I find myself dreaming more and more about PostMarketOS [0] and it's potential. I cannot wait to try this out after cell and data have been integrated (I have not checked in 30 days in case it anyway had but I suspect it is at least a few months out)
What do you think about the Librem 5 phone, who are collaborating with the KDE and GNOME people to create a consistent mobile interface where Matrix is a first-class citizen?
I am interested to see where the librem phone goes but I am not sold on it yet.
I am excited about it, but do not like the idea of asking for donations/funding without having design completed yet... my concern is I give money then do not like a decision they have made.... in any case I am watching it closely, what about you?
Which kinds of restrictions have you run into, in the Apple ecosystem?
I'm asking because I've only ever owned one Apple products (an iPad Air 2 that was gifted to me) for a short while, and I chalked up all the limitations to simply being due to being a tablet, and not an full-featured computer.
If I had only Apple products, my Amazon Echo would be useless (no app in the store in my country to activate it -- I sideloaded it on Android). I run Firefox as my primary browser on my Android tablet, on my iPhone it's Safari only. I run a few different mail clients on my Android phone, on iPhone you have one default mail client. Etc.

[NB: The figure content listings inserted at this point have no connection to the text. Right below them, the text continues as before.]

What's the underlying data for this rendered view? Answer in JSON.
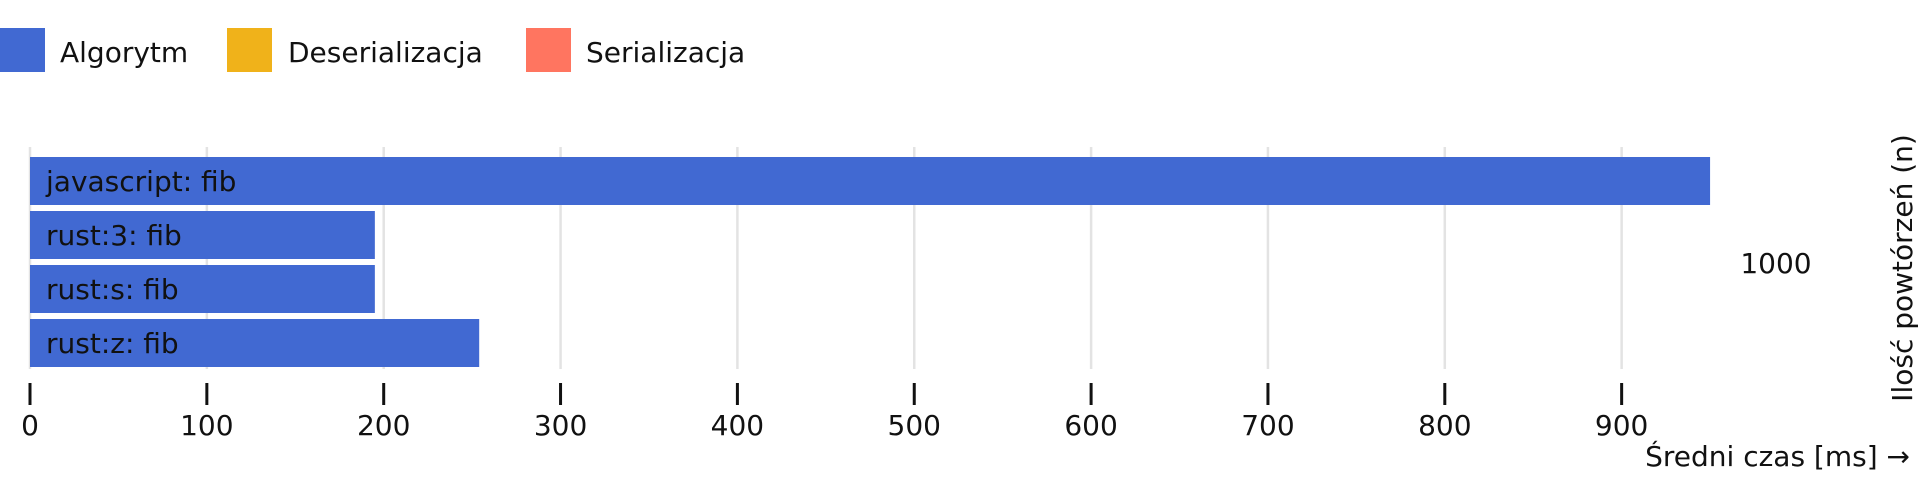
{
  "legend": [
    {
      "label": "Algorytm",
      "color": "#4169D2"
    },
    {
      "label": "Deserializacja",
      "color": "#F0B21A"
    },
    {
      "label": "Serializacja",
      "color": "#FF7560"
    }
  ],
  "chart_data": {
    "type": "bar",
    "orientation": "horizontal",
    "stacked": true,
    "categories": [
      "javascript: fib",
      "rust:3: fib",
      "rust:s: fib",
      "rust:z: fib"
    ],
    "series": [
      {
        "name": "Algorytm",
        "values": [
          950,
          195,
          195,
          254
        ]
      },
      {
        "name": "Deserializacja",
        "values": [
          0,
          0,
          0,
          0
        ]
      },
      {
        "name": "Serializacja",
        "values": [
          0,
          0,
          0,
          0
        ]
      }
    ],
    "group_label": "1000",
    "xlabel": "Średni czas [ms] →",
    "ylabel": "Ilość powtórzeń (n)",
    "xticks": [
      0,
      100,
      200,
      300,
      400,
      500,
      600,
      700,
      800,
      900
    ],
    "xlim": [
      0,
      1000
    ],
    "grid": true,
    "legend_position": "top-left"
  }
}
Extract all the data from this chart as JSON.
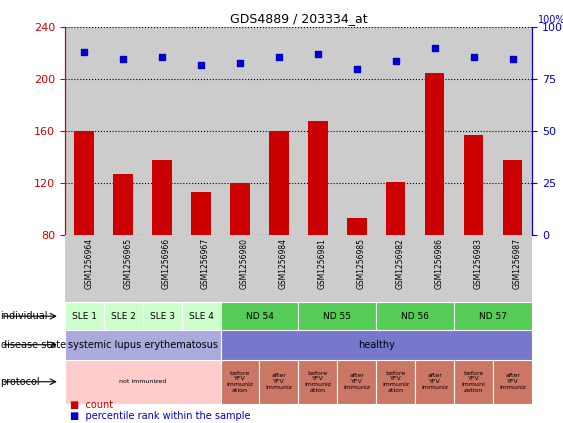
{
  "title": "GDS4889 / 203334_at",
  "samples": [
    "GSM1256964",
    "GSM1256965",
    "GSM1256966",
    "GSM1256967",
    "GSM1256980",
    "GSM1256984",
    "GSM1256981",
    "GSM1256985",
    "GSM1256982",
    "GSM1256986",
    "GSM1256983",
    "GSM1256987"
  ],
  "counts": [
    160,
    127,
    138,
    113,
    120,
    160,
    168,
    93,
    121,
    205,
    157,
    138
  ],
  "percentiles": [
    88,
    85,
    86,
    82,
    83,
    86,
    87,
    80,
    84,
    90,
    86,
    85
  ],
  "ylim_left": [
    80,
    240
  ],
  "ylim_right": [
    0,
    100
  ],
  "yticks_left": [
    80,
    120,
    160,
    200,
    240
  ],
  "yticks_right": [
    0,
    25,
    50,
    75,
    100
  ],
  "bar_color": "#cc0000",
  "dot_color": "#0000cc",
  "individual_spans": [
    {
      "start": 0,
      "end": 1,
      "label": "SLE 1",
      "color": "#ccffcc"
    },
    {
      "start": 1,
      "end": 2,
      "label": "SLE 2",
      "color": "#ccffcc"
    },
    {
      "start": 2,
      "end": 3,
      "label": "SLE 3",
      "color": "#ccffcc"
    },
    {
      "start": 3,
      "end": 4,
      "label": "SLE 4",
      "color": "#ccffcc"
    },
    {
      "start": 4,
      "end": 6,
      "label": "ND 54",
      "color": "#55cc55"
    },
    {
      "start": 6,
      "end": 8,
      "label": "ND 55",
      "color": "#55cc55"
    },
    {
      "start": 8,
      "end": 10,
      "label": "ND 56",
      "color": "#55cc55"
    },
    {
      "start": 10,
      "end": 12,
      "label": "ND 57",
      "color": "#55cc55"
    }
  ],
  "disease_spans": [
    {
      "start": 0,
      "end": 4,
      "label": "systemic lupus erythematosus",
      "color": "#aaaadd"
    },
    {
      "start": 4,
      "end": 12,
      "label": "healthy",
      "color": "#7777cc"
    }
  ],
  "protocol_spans": [
    {
      "start": 0,
      "end": 4,
      "label": "not immunized",
      "color": "#ffcccc"
    },
    {
      "start": 4,
      "end": 5,
      "label": "before\nYFV\nimmuniz\nation",
      "color": "#cc7766"
    },
    {
      "start": 5,
      "end": 6,
      "label": "after\nYFV\nimmuniz",
      "color": "#cc7766"
    },
    {
      "start": 6,
      "end": 7,
      "label": "before\nYFV\nimmuniz\nation",
      "color": "#cc7766"
    },
    {
      "start": 7,
      "end": 8,
      "label": "after\nYFV\nimmuniz",
      "color": "#cc7766"
    },
    {
      "start": 8,
      "end": 9,
      "label": "before\nYFV\nimmuniz\nation",
      "color": "#cc7766"
    },
    {
      "start": 9,
      "end": 10,
      "label": "after\nYFV\nimmuniz",
      "color": "#cc7766"
    },
    {
      "start": 10,
      "end": 11,
      "label": "before\nYFV\nimmuni\nzation",
      "color": "#cc7766"
    },
    {
      "start": 11,
      "end": 12,
      "label": "after\nYFV\nimmuniz",
      "color": "#cc7766"
    }
  ]
}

The echo thing is that Amazon makes it US-only and Apple happily obliges and hides the app from me. There isn't a lot that is more anti-consumer than that.
I downloaded the Android APK and sideloaded it on my Android device. Sure, the echo doesn't support Canadian addresses (although it does have Canadian content) it otherwise works fine.
The Apple issue is that you have no alternative. The app is similarly region restricted on the Google Play Store. If there was a Windows version, it would be similarly restricted on the Windows store. But only on iOS do I have no alternative to getting it.
I'm happily running the app on my Android device despite it being region restricted. Sweet sweet freedom.
That's not true though. The OS provides most of the security (and should). I'm not against the existence of an app store is a primary install source that is vetted for quality. But I appreciate the option of being able to side-load applications and choose which applications I want to use for primary tasks like web browsing, email, etc.
I would love it if the level of Apple privacy came to Android but not if it meant losing the tiny bit of openness that Android has over Apple.